Women of the Tibetan ethnic group celebrate the Fairy's Day at the Jokhang Temple in Lhasa, capital of southwest China's Tibet Autonomous Region, Dec. 10, 2019. (Xinhua/Jigme Dorje)
BEIJING, July 11 (Xinhua) -- Prior to the peaceful liberation of Tibet in 1951, women in the region were deprived of fundamental human rights, lacking any substantial guarantees or protections of their rights.
In old Tibet, women were subjected to a deeply entrenched system of oppression. They occupied the lowest rung of society, facing subjugation from divine, governmental, and patriarchal powers. As a result, they were deprived of power, status, and meaningful participation in social affairs.
In the public sphere, explicit provisions in old Tibet prohibited women from engaging in social and political activities.
Even within the confines of their families, women in Tibet found themselves in subordinate roles, devoid of economic autonomy and lacking access to education.
Following the launch of the epochal democratic reform in Tibet in 1959, which abolished the serfdom system, particularly after the establishment of the Tibet Autonomous Region, there has been significant progress in establishing the rule of law. This progress has led to the development of human and women's rights, which are now protected and governed by laws.
A comprehensive framework of laws and local regulations has created a conducive environment for women in this region, offering increased opportunities and favorable conditions for their development. Of particular significance, the measures for implementing the Law on the Protection of Rights and Interests of Women in Tibet, together with other relevant local legislation, act as crucial guards to ensure the right to development for women in Tibet in diverse areas, including politics, economy, culture, society, and family.
The people's government of the Tibet Autonomous Region has enacted a series of normative documents that serve as crucial legal and policy safeguards for the development of women in the region. These documents cover various aspects such as gender equality assessment, healthcare, personal safety, labor and employment, and maternity protection.
Plans have been designed to ensure women's rights to development through various strategic measures. These include expanding the availability of public services, implementing poverty eradication initiatives, enhancing the quality of education, fostering educational equity, promoting employment opportunities and entrepreneurship, reducing income inequality, and establishing a more equitable and sustainable social security system.

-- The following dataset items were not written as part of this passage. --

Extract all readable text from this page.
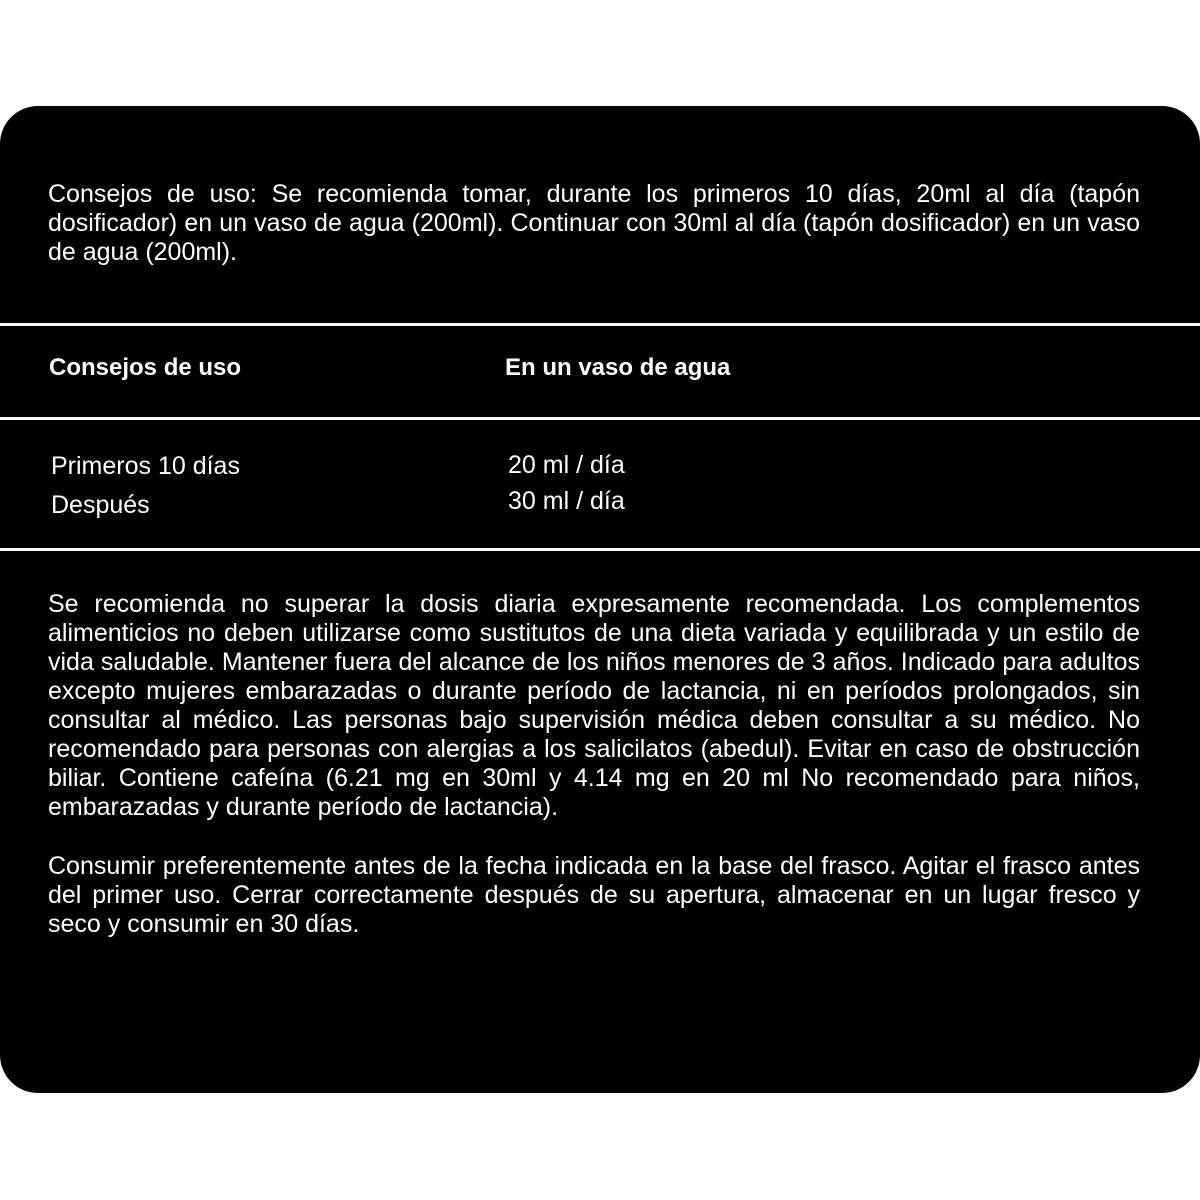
Consejos de uso: Se recomienda tomar, durante los primeros 10 días, 20ml al día (tapón dosificador) en un vaso de agua (200ml). Continuar con 30ml al día (tapón dosificador) en un vaso de agua (200ml).

Consejos de uso	En un vaso de agua

Primeros 10 días	20 ml / día

Después	30 ml / día

Se recomienda no superar la dosis diaria expresamente recomendada. Los complementos alimenticios no deben utilizarse como sustitutos de una dieta variada y equilibrada y un estilo de vida saludable. Mantener fuera del alcance de los niños menores de 3 años. Indicado para adultos excepto mujeres embarazadas o durante período de lactancia, ni en períodos prolongados, sin consultar al médico. Las personas bajo supervisión médica deben consultar a su médico. No recomendado para personas con alergias a los salicilatos (abedul). Evitar en caso de obstrucción biliar. Contiene cafeína (6.21 mg en 30ml y 4.14 mg en 20 ml No recomendado para niños, embarazadas y durante período de lactancia).

Consumir preferentemente antes de la fecha indicada en la base del frasco. Agitar el frasco antes del primer uso. Cerrar correctamente después de su apertura, almacenar en un lugar fresco y seco y consumir en 30 días.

According to regional official statistics, by the end of 2022, women civil servants constituted 32.96 percent of the total civil servant workforce in the region. In terms of education, the situation of women in old Tibet was dire, with over 95 percent of them illiterate. In 2020, the proportion of female students in primary and junior high schools in Tibet stood at approximately 49 percent of the total number of students in these schools, and the number of female students in higher education, postgraduate education, and adult higher education remained above 50 percent of the total number.
By 2021, the average life expectancy in Tibet reached 72.19 years, compared to 35.5 years recorded in 1951. Efforts in the development and protection of women's groups have yielded positive outcomes as well. For instance, the Women's Federation of Tibet Autonomous Region implemented an initiative for women's poverty alleviation. Through dedicated efforts, this federation secured training funds that amounted to over 21 million yuan (around 2.9 million U.S. dollars) and conducted skills training programs. As a result, approximately 27,000 impoverished women received employment support, contributing to their economic empowerment.
The government has implemented proactive measures to ensure that women in Tibet have equal access to resources and opportunities. This includes the incorporation of provisions specifically addressing women's rights to development. Furthermore, targeted initiatives have been implemented, addressing issues of inequality in the right to development.
Collaborative endeavors in governance have been instrumental in elevating the overall level of social security, thereby strengthening the right to development for women in Tibet. Notable improvements have been made in the social security system, encompassing crucial aspects such as maternity protection, pension, unemployment insurance, and other forms of social welfare.
These advancements have provided women in Tibet with enhanced rights and opportunities, and their equal access to economic resources, employment opportunities, and entrepreneurial support was thus ensured. Enditem
(Editor's note: Penba Lhamo is a researcher at the National Institute of International Strategy, Chinese Academy of Social Sciences. The views expressed in this article are those of the author and do not reflect the positions of Xinhua News Agency.)